Unit Spotlight: Underground Units

I said the Perimeter blocks everything from passing through. That’s not quite true: underground units can go underneath. There are only two of them, but that’s all you really need. The first one can’t buildings, or land underneath them. Whatever. Here is the second one, the Scumer:

Scumers Above

It burrows under the enemy base and chews up their land, causing damage both instantly and over time to the buildings above it. That’s a pain in the neck for the reasons I described above. The other reason they’re annoying is how you get rid of them:

Scumers Below

That round structure next to the Scumers is the game’s underground turret. It fires slowly, the missiles take time to hit, and the turrets are fairly large, so you can’t build too many of them and they can be tricky to fit into your base. You might destroy the Scumers, but they can do a lot of damage before that and generally annoy the hell out of you. If nothing else, they keep you distracted while the enemy assembles something better.

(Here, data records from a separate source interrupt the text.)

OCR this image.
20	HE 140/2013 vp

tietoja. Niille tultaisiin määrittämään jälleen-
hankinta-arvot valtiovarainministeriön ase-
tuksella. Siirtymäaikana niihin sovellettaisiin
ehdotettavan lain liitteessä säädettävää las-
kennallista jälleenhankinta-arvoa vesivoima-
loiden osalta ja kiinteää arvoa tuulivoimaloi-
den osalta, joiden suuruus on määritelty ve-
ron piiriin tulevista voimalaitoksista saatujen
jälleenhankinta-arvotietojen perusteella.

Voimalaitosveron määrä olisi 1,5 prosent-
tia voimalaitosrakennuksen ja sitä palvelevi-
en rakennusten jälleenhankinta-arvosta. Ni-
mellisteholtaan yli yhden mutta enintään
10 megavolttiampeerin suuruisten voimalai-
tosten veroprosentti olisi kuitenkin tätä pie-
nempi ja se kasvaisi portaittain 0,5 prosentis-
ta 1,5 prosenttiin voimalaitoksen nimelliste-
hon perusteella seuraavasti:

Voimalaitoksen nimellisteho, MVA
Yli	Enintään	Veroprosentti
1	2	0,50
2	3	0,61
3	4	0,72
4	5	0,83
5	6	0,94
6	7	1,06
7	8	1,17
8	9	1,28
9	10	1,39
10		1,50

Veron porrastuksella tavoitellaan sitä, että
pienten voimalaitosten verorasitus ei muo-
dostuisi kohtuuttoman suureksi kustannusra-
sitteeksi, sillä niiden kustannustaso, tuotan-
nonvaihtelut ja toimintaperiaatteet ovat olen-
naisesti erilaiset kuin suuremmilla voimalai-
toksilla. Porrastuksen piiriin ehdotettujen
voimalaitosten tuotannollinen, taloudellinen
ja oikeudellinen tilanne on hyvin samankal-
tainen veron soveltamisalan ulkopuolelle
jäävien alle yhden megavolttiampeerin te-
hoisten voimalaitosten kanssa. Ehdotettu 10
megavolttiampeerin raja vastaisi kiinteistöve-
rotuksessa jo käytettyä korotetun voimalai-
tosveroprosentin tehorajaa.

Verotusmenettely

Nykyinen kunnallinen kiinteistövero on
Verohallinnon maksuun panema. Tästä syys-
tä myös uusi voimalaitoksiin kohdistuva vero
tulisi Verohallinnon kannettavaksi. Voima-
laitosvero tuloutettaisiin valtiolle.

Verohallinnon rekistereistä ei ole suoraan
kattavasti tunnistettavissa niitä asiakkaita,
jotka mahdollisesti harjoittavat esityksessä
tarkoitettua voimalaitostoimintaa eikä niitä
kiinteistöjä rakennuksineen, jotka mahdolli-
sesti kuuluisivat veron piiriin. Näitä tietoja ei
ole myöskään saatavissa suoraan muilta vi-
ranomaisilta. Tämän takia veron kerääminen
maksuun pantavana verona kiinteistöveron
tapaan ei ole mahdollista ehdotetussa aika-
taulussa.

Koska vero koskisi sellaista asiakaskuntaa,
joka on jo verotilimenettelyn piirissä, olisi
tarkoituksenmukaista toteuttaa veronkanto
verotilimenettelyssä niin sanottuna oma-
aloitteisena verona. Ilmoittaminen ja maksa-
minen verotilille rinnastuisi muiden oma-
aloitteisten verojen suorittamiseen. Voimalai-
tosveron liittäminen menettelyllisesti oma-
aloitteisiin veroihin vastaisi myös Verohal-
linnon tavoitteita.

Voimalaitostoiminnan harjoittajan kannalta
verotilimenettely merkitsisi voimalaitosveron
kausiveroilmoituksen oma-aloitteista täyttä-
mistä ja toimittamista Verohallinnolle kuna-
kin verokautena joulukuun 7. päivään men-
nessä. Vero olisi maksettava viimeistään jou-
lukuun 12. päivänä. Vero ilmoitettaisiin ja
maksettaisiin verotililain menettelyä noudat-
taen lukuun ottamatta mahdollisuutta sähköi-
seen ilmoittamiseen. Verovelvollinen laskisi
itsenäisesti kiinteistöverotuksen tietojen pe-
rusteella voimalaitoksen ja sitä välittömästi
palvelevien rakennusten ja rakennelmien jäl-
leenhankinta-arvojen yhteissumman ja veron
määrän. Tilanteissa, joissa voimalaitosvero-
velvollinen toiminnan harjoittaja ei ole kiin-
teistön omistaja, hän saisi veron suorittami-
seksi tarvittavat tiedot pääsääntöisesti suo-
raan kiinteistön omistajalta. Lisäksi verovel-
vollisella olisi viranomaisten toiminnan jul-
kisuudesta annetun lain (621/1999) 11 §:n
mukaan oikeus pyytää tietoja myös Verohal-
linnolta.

But you can just take them out with units instead, right? Sort of. Below is the Extirpator, your only anti-subterranean unit. It’s a lot nastier, but they use a lot of Energy when firing, and if you’re attacking Scumers inside your base it can backfire.

Extirpators

Look at the crater it leaves! Exactly the sort of thing you want to make next to your own buildings. In short, you’d better hope you can intercept Scumers before they reach your base, otherwise you can look forward to a few minutes of nonstop irritation.

Later on in the battle, you can bring enough Energy in to attack with the Extirpators instead, as I’m doing above. You’ve seen how much damage they can do to buildings. Add in the fact that they can also fire at buildings from the other side of the Perimeter, and they can be very nasty indeed.

I’ll talk about others turrets as and if they come up. Next time we’ll stop guffing about game mechanics, and start looking at the campaign. We’ll take a look at the universe the game takes place in, the different factions involved, and tutorials in campaigns. We’ll also start looking at some missions in detail rather than making more sweeping generalizations.